ORDERED that the appeal from so much of the judgment as directed the plaintiff to pay the defendant the sum of $62,500, representing the defendant's share of the plaintiff's restaurant business, is dismissed because the plaintiff has not provided an adequate appendix; and it is further,

ORDERED that the appeal from so much of the judgment as directed the sale of the former marital residence is dismissed as academic; and it is further,

ORDERED that the judgment is modified, on the law, by deleting the provision thereof directing the plaintiff to pay the defendant the sum of $6,000, purportedly representing 20% of the increase in the value of certain property located in Somers, New York; as so modified, the judgment is affirmed insofar as reviewed; and it is further,

ORDERED that one bill of costs is awarded to the defendant.
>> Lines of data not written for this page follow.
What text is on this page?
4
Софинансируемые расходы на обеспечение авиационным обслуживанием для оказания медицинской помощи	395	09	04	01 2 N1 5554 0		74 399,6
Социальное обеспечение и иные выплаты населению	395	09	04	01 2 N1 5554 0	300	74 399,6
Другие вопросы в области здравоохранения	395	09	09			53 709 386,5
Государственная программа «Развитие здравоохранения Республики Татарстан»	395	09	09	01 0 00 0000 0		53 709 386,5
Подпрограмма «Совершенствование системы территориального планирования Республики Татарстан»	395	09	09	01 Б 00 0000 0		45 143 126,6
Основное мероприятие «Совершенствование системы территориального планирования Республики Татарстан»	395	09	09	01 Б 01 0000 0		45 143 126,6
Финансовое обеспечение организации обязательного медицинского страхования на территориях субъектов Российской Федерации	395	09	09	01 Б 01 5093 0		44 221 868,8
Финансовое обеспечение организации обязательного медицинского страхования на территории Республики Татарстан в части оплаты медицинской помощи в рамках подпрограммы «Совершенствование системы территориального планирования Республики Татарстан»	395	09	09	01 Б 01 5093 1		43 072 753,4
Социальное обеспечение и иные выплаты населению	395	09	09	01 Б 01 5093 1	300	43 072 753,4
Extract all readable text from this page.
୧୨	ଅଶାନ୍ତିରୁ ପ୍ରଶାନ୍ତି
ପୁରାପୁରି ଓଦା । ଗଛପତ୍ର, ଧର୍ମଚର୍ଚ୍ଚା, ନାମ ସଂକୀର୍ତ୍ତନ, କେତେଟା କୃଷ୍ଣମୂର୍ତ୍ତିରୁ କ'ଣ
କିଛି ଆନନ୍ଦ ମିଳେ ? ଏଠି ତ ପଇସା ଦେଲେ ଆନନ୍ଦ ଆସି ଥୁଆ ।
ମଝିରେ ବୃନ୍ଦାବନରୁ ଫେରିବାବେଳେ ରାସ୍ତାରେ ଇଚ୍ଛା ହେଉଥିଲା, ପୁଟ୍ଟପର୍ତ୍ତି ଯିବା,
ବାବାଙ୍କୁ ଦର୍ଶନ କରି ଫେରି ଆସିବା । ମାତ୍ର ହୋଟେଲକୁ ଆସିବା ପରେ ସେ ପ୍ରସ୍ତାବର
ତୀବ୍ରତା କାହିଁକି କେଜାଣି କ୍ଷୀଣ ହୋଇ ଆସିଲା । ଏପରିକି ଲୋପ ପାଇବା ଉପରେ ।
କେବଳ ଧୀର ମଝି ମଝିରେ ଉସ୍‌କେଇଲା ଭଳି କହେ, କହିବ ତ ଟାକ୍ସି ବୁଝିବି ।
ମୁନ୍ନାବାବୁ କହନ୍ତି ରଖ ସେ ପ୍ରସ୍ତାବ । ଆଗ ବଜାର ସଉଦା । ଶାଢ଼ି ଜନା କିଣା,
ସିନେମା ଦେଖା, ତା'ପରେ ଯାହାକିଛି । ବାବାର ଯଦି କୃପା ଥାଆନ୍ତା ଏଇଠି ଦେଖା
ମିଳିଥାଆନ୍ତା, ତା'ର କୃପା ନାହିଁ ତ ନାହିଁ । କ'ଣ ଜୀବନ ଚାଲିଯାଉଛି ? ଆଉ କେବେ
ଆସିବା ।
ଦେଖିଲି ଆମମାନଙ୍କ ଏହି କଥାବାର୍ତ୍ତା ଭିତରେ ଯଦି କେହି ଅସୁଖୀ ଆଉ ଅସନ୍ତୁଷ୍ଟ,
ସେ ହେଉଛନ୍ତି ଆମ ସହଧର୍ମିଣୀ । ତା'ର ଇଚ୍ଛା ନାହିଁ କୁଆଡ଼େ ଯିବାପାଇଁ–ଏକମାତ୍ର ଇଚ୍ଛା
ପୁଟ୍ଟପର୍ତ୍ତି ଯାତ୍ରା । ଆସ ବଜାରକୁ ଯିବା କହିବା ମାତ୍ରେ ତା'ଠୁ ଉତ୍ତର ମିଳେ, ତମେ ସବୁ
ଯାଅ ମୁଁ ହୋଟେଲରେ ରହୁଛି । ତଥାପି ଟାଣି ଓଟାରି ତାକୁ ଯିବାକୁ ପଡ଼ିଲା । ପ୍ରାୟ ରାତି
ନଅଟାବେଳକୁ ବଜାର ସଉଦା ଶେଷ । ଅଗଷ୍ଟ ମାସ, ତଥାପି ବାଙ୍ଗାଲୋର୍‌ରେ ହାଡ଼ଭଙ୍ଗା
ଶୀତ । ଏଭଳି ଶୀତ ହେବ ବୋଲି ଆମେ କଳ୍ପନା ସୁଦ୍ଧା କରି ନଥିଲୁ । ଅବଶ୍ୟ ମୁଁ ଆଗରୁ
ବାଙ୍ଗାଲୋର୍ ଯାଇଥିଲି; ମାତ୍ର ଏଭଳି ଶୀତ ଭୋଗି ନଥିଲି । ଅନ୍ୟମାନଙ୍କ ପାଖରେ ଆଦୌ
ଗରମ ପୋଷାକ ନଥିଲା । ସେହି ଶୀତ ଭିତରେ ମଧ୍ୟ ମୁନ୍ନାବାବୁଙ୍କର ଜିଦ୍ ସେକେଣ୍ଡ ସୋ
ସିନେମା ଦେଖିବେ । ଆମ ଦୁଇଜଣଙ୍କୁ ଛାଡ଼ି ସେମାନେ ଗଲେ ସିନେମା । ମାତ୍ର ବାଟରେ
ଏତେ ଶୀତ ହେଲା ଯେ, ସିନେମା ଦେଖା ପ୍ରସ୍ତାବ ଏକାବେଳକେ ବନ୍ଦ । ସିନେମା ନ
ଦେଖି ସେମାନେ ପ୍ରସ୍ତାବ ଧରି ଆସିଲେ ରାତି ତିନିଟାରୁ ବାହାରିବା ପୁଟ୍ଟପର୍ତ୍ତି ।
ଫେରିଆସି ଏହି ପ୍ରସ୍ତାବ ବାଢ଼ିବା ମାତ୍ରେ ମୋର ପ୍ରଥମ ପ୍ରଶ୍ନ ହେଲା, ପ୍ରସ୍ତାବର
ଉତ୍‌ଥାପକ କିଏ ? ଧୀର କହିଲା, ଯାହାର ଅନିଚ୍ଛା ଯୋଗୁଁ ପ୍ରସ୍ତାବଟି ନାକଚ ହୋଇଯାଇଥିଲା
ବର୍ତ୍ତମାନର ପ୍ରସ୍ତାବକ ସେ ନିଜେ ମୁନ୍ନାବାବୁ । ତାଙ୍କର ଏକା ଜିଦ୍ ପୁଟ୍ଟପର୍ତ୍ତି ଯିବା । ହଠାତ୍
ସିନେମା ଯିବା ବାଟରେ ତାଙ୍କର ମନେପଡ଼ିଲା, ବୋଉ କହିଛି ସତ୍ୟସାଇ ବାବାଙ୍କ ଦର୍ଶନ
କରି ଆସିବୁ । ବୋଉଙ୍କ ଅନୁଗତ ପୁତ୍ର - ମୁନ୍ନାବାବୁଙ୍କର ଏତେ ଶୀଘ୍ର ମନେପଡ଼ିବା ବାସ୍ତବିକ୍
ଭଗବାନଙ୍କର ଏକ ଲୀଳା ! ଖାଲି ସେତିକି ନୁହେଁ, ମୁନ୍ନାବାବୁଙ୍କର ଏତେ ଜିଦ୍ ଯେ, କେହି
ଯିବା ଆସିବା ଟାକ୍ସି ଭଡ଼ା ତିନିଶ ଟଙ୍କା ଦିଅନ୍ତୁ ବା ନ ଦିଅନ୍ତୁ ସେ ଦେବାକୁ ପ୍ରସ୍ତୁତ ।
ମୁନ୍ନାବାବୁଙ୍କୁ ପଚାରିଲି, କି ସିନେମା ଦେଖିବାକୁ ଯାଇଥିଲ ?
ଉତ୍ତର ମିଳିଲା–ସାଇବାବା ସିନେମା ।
“ ‘An appellant who perfects an appeal by using the appendix method must file an appendix that contains all the relevant portions of the record in order to enable the court to render an informed decision on the merits of the appeal’ ” ( Gandolfi v. Gandolfi, 66 A.D.3d 834, 835, 886 N.Y.S.2d 617, quoting NYCTL 1998–1 Trust v. Shahipour, 29 A.D.3d 965, 965, 815 N.Y.S.2d 479 [internal quotation marks omitted]; see Mure v. Mure, 92 A.D.3d 653, 937 N.Y.S.2d 870). “The appendix shall contain those portions of the record necessary to permit the court to fully consider the issues which will be raised by the appellant and the respondent” (22 NYCRR 670.10.2[c][1]; seeCPLR 5528[a][5]; Mure v. Mure, 92 A.D.3d at 653, 937 N.Y.S.2d 870). Here, the plaintiff omitted from his appendix certain evidence proffered by the defendant at the trial relating to the plaintiff's restaurant business. This omission “inhibit[s] the court's ability to render an informed decision on the merits of the appeal” ( Matter of Embro v. Smith, 59 A.D.3d 542, 542, 872 N.Y.S.2d 291 [internal quotation marks omitted]; see Mure v. Mure, 92 A.D.3d at 653, 937 N.Y.S.2d 870). Accordingly, the appeal from so much of the judgment as directed the plaintiff to pay the defendant the sum of $62,500, representing the defendant's share of the plaintiff's restaurant business, must be dismissed.

Moreover, inasmuch as both parties concede that the former marital residence was foreclosed upon, the appeal from so much of the judgment as directed the sale of the former marital residence must be dismissed as academic.

The Supreme Court properly imputed to the plaintiff an annual income of $127,000, and correctly directed him to pay $415 per week in child support. “In determining a parent's child support obligation, a court need not rely upon the parent's own account of his or her finances, but may impute income based upon the parent's past income or demonstrated earning potential” ( Baumgardner v. Baumgardner, 98 A.D.3d 929, 930, 951 N.Y.S.2d 64;see Matter of Huddleston v. Rufrano, 98 A.D.3d 1046, 1047, 951 N.Y.S.2d 179;Matter of Rohme v. Burns, 92 A.D.3d 946, 947, 939 N.Y.S.2d 532).

Additionally, the Supreme Court properly awarded to the defendant certain property located in Franklin, New York, as her separate property. This property had been acquired by the defendant before the parties' marriage, and improvements were made with the defendant's separate funds ( seeDomestic Relations Law § 236[B][1][d][1]; Murphy v. Murphy, 4 A.D.3d 460, 461, 772 N.Y.S.2d 355).

However, the Supreme Court erred in directing the plaintiff to pay the defendant the sum of $6,000, which purportedly represented 20% of the increase in the value of certain property located in Somers, New York. There is no evidence to support the court's calculation of the increase in the value of this property. Although the Supreme Court directed the parties to complete an appraisal of that property, no such appraisal was conducted.

The plaintiff's remaining contentions are without merit.